Apesar da recordação melancólica, mãe e filha ficaram contentes em ver como estão as margens do rio após a recuperação ambiental. “Agora está ótimo, com espaço para a população praticar esportes, descansar, lugar para as crianças brincarem. Antes isso aqui era horrível, com muito lixo jogado no rio, famílias vivendo em condições ruins. Deu gosto de ver o trabalho que a prefeitura fez”, destacou.

A intervenção foi benéfica para os moradores reassentados que passaram a habitar casas de alvenaria em locais seguros e também para as famílias que permaneceram no local porque estavam fora da faixa de preservação ambiental. Caso de Vera Lúcia Rodrigues, 39 anos, mãe dos gêmeos de quatro meses Pedro e Tiago. “Ficou maravilhoso, não tem nem como comparar. Agora temos um lugar para caminhar, passear com os bebês, conversar com os vizinhos. Antes era complicado, porque tinha muita sujeira e mau cheiro. Com os barracos quase empilhados um no outro, não tinha nem como passar por aqui”, diz.

Tanto o Moradias Aquarela como o Moradias Corbélia foram construídos com a  finalidade de abrigar famílias transferidas de áreas de risco. Hoje os dois conjuntos se encontram consolidados, com os moradores já de posse das escrituras que garantem a propriedade dos lotes.
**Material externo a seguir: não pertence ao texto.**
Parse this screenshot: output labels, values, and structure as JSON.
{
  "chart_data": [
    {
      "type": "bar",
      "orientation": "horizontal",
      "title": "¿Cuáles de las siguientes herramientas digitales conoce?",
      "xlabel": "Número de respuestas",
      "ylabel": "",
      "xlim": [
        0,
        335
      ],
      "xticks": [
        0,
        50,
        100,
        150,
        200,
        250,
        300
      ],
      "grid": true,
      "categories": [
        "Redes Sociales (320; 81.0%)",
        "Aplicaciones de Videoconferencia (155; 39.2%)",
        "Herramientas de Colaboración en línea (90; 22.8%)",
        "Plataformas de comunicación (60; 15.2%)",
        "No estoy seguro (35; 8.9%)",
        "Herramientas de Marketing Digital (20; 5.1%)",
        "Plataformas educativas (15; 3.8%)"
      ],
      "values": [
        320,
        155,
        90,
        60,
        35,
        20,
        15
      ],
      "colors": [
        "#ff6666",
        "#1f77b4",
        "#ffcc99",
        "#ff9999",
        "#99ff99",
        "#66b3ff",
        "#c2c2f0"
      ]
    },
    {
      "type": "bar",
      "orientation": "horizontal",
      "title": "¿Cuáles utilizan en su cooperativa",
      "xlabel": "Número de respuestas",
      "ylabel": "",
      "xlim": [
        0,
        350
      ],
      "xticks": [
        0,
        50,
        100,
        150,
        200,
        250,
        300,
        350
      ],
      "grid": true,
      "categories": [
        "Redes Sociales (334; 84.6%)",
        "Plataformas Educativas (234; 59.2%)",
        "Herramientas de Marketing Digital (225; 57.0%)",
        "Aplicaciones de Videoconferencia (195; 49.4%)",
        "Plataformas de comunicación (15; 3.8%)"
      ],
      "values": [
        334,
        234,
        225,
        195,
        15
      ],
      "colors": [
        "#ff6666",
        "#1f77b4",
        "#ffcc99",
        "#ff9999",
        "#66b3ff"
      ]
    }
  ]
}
Assim como Ivanilda, muitas famílias ampliaram e fizeram melhorias nas casas que receberam. “Nós construímos mais três peças atrás para caber todo mundo. Aqui nossa vida vai melhorando aos poucos e fico satisfeita em saber que sair da invasão melhorou para nós e também para a cidade, que ganhou um parque novo”, afirma.

Parque
A implantação do parque vai ajudar a combater a ocorrência de enchentes na região. Ao todo são 120 mil metros quadrados ao longo do Rio Barigui. Toda área ganhou iluminação, quatro quilômetros de pista compartilhada para ciclistas e pedestres e recuperação da vegetação às margens do rio. “Transformamos uma área com um antigo histórico de enchentes em ponto de convívio e ocupação social”, disse o prefeito Gustavo Fruet.